Dans ses dernières conclusions du 28 mai 2021, la Sarl Didier Crespi demande à la cour de :
Vu les articles 145, 328, 329, 496 du code de procédure civile, les moyens qui précèdent, les pièces versées aux débats,
— recevoir la société Didier Crespi en son appel incident et en ses conclusions d’intimée en réponse à l’appel incident formé par la société Gamned Group,
en conséquence,
— infirmer l’ordonnance de référé rendue le 17 décembre 2020 dans le cadre de l’action engagée par la société Gamned Group (RG n° 20200211983) en ce qu’elle a :
* rejeté la demande des quatre minoritaires et de la société Didier Crespi d’intervention volontaire et de la demande d’être autorisés à accéder aux pièces saisies, à la suite de l’exécution de l’ordonnance du 27 juin 2019,
* dit qu’il a lieu de rétracter l’ordonnance du 27 juin 2019,
* condamné la société Didier Crespi à payer 5.000 euros à la société Gamned Group au titre de l’article 700 du code de procédure civile,
— ordonner la levée du séquestre des pièces saisies par les huissiers aux termes de l’exécution de l’ordonnance du 27 juin 2019,
— autoriser l’accès par la société Didier Crespi aux pièces saisies et à obtenir une copie de l’intégralité de ces pièces,
— débouter la société Gamned Group de son appel incident ainsi que de l’intégralité de ses moyens, prétentions et conclusions,
— condamner la société Gamned Group à régler à la société Didier Crespi la somme de 12.000 euros sur le fondement de l’article 700 du code de procédure civile au titre de la présente instance d’appel,
— condamner la société Gamned Group aux entiers dépens de première instance et d’appel.
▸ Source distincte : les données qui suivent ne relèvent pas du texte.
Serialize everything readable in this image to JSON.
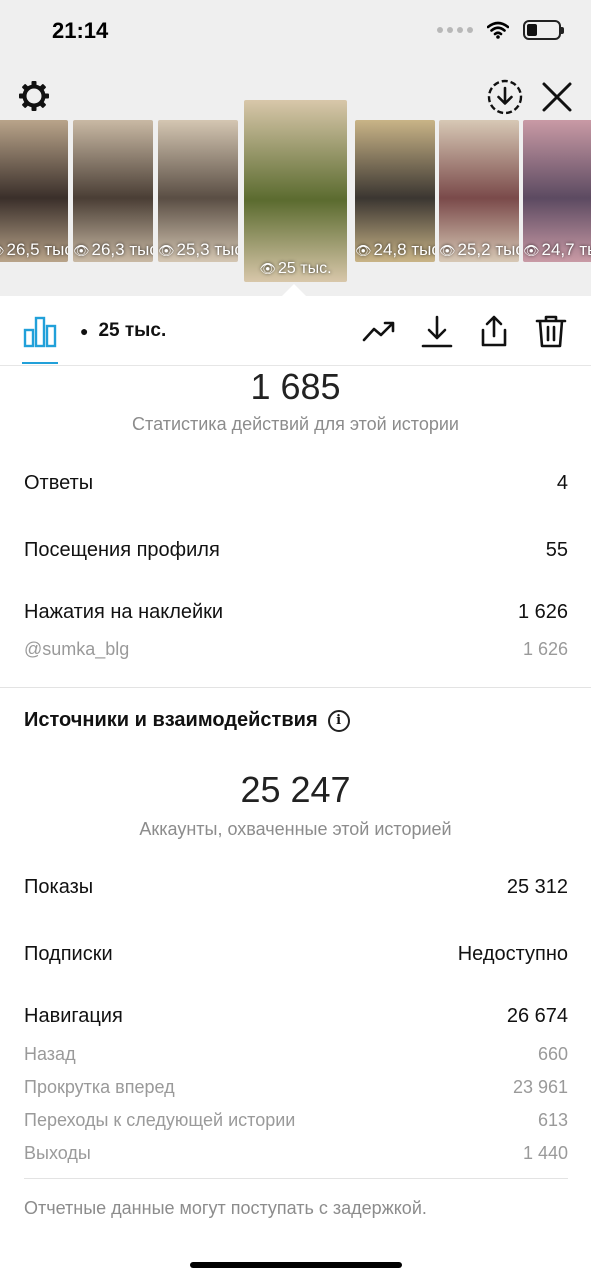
{
  "status": {
    "time": "21:14"
  },
  "stories": [
    {
      "views": "26,5 тыс.",
      "colors": [
        "#3a2f2a",
        "#b9a48a"
      ]
    },
    {
      "views": "26,3 тыс.",
      "colors": [
        "#4a3e35",
        "#c9b9a4"
      ]
    },
    {
      "views": "25,3 тыс.",
      "colors": [
        "#5a4e44",
        "#d4c6b2"
      ]
    },
    {
      "views": "25 тыс.",
      "colors": [
        "#5b6b2f",
        "#d8c7aa"
      ],
      "selected": true
    },
    {
      "views": "24,8 тыс.",
      "colors": [
        "#3b3631",
        "#c9b487"
      ]
    },
    {
      "views": "25,2 тыс.",
      "colors": [
        "#7a4a4a",
        "#d7c8b5"
      ]
    },
    {
      "views": "24,7 тыс.",
      "colors": [
        "#5c4a61",
        "#c99aa5"
      ]
    }
  ],
  "toolbar": {
    "views_label": "25 тыс."
  },
  "actions": {
    "total": "1 685",
    "caption": "Статистика действий для этой истории",
    "replies_label": "Ответы",
    "replies_value": "4",
    "profile_visits_label": "Посещения профиля",
    "profile_visits_value": "55",
    "sticker_taps_label": "Нажатия на наклейки",
    "sticker_taps_value": "1 626",
    "sticker_handle": "@sumka_blg",
    "sticker_handle_value": "1 626"
  },
  "discovery": {
    "title": "Источники и взаимодействия",
    "reach": "25 247",
    "reach_caption": "Аккаунты, охваченные этой историей",
    "impressions_label": "Показы",
    "impressions_value": "25 312",
    "follows_label": "Подписки",
    "follows_value": "Недоступно",
    "navigation_label": "Навигация",
    "navigation_value": "26 674",
    "back_label": "Назад",
    "back_value": "660",
    "forward_label": "Прокрутка вперед",
    "forward_value": "23 961",
    "next_story_label": "Переходы к следующей истории",
    "next_story_value": "613",
    "exits_label": "Выходы",
    "exits_value": "1 440"
  },
  "footer": "Отчетные данные могут поступать с задержкой.",
  "colors": {
    "accent": "#21a0d9"
  }
}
Dans ses dernières conclusions du 7 juin 2021, la société Gamned Group demande à la cour de :
Vu les articles 145, 493, 496 et 497 du code de procédure civile,
Vu l’article 1 bis de la loi n° 68-678 du 26 juillet 1968 telle que modifiée par la loi n°80-538 du 16 juillet 1980,
Vu l’article 32-1 du code de procédure civile,
Vu les termes de l’ordonnance du 27 juin 2019,
Vu les pièces,
Sur la demande de confirmation de l’ordonnance de référé en ce qu’elle a retracté l’ordonnance sur requête et rejeté les demandes des 4 minoritaires et de la Sarl Didier Crespi :
A titre principal,
— confirmer l’ordonnance du président du tribunal de commerce de Paris du 17 décembre 2020 en ce qu’elle a :
* rejeté la demande des 4 minoritaires et de la Sarl Didier Crespi d’intervention volontaire et d’être autorisés à accéder aux pièces saisies suite à l’exécution de l’ordonnance du 27 juin 2019,
* dit qu’il y avait lieu de rétracter l’ordonnance du 27 juin 2019,
* dit que les pièces conservées par l’huissier séquestre pourront être détruites après que le présent appel soit purgé par une décision autorisant cette destruction,
* condamné M. B C à payer 10.000 euros à la société Gamned Group outre les dépens,
* condamné la Sarl Didier Crespi à payer 5.000 euros à la société Gamned Group au titre de l’article 700 du Code de procédure civile,
Par conséquent,
— déclarer irrecevable la demande d’intervention volontaire et d’accès aux pièces des quatre minoritaires et de la SARL Didier Crespi,
— débouter M. B C, M. D E, M. F G, la société Z, la société A et la Sarl Didier Crespi de l’ensemble de leurs demandes, fins et conclusions,
— rétracter l’ordonnance du 27 juin 2019,
— ordonner à l’huissier ayant procédé à l’exécution des mesures d’instruction le 9 septembre 2019, la SCP P Q & I R, la destruction de l’intégralité des pièces saisies, dont il devra être justifié par la remise d’un procès-verbal de destruction,
— juger la nullité du procès-verbal de constat dressé par la SCP P Q & I R à l’issue des mesures effectuées le 9 septembre 2019,
A titre subsidiaire, si par extraordinaire la cour ne procédait pas à la rétractation de l’ordonnance et faisait droit à la demande de mainlevée du séquestre :
— renvoyer l’affaire devant le président du tribunal de commerce de Paris afin que Gamned Group puisse exposer, dans le délai qui sera fixé par le président, les motifs qui s’opposent à la communication de tout ou partie des pièces qui ont été saisies,
Sur la demande d’infirmation de l’ordonnance en ce qu’elle a débouté la société Gamned Group de sa demande de dommages et intérêts :
— infirmer l’ordonnance déférée en ce qu’elle a débouté la société Gamned Group de sa demande de 40.000 euros de dommages et intérêts,
Par conséquent, statuant à nouveau,
— condamner M. B C à payer à Gamned Group la somme de 40.000 euros à titre de dommages-intérêts pour procédure abusive sur le fondement de l’article 32-1 du code de procédure civile,
En tout état de cause :
— débouter M. B C, M. D E, M. F G, la société Z, la société A et la Sarl Didier Crespi de l’ensemble de leurs demandes, fins et conclusions,
— condamner M. B C, M. D E, M. F G, la société Z, la société A et la Sarl Didier Crespi à payer, chacun, à Gamned Group la somme de 30.000 euros en application des dispositions de l’article 700 du Code de procédure civile, ainsi qu’aux entiers dépens d’appel.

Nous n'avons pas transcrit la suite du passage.